There’s a number of challenges facing Fedora and there’s certainly problems.

One of the issues you can get whenever you put a large amount of people of different interests and diversity together. Having travelled to a number of FUDCons and chatted with people online I know Fedora has a wide and diverse community and that is a great thing as it’s what makes Fedora a thriving and diverse community. I would like to see the community be more aware of differences of others within our great community whether that be religion, cultural, sex or even desktop UX of choice. Whether it be on IRC when chatting, in mailing list discussions or face to face at a conference there should be no reason for people to be abused, objectified, yelled at or worse. I don’t believe we should support people in our community that known to do as such. We can do a lot more to improve this.

From a technical perspective there’s a number of things we can do to improve the community. The Fedora Engineering team is leading the charge in some of this such as the great mailing list mock ups, I’m sure community members have more ideas.

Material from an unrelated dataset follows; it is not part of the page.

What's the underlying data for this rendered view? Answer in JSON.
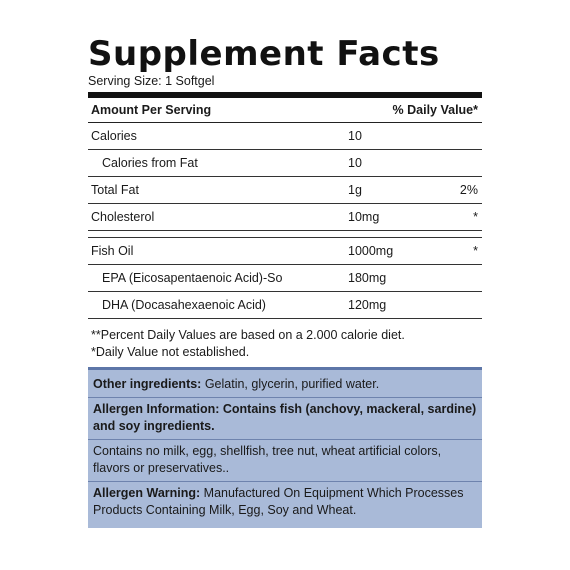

From a technical perspective there’s always a lot of challenges and things can be improved including simplification of some of our processes, making the documentation easier to find and read for new contributors and easier to understand when they do read it.

What do you think can be done to attract more people to join the Fedora community as contributors? Do you think Fedora’s visibility needs improvement? If yes, do you have any ideas on how?

I think Fedora has very good visibility already but I’m not sure everyone realises it and we can certainly improve that. For example Fedora runs on the 2.5 odd million OLPC XOs that are currently deployed and the couple of million already scheduled to be deployed this year. They’re probably the widest single deployment of Fedora and will also be one of the first products to ship with Fedora ARM. I also don’t believe we’ve done enough promotion of the work we’ve done with the Raspberry Pi. I’m sure these examples are just a few of where Fedora is used and where we’re leading the curve that people both within and more importantly outside the community realise.

I think we can also do a lot to improve the community involvement for non native English speakers. You just have to look at the size of the two FUDCon APACs to see the size of the community already involved and I’m sure they’re just the tip of the iceberg.

Do you think the issues the Board discusses and the decisions the Board makes are effectively and efficiently communicated throughout the Fedora community? If you believe communication between the Board, the Fedora community, and even the public at large can be enhanced, what first steps or ideas would you propose?

The communication of the board can certainly be improved. I think this is the case for all areas of the community though including but not limited to FESCo and FAmSCo too. I don’t think there’s a single fix for the communication issue, the board over time has tried a number of communication methods some more effect than others but none were perfect. I think it would be good for the board members to communicate more by blog posts as it’s a means of all parts of the community to read when they get time.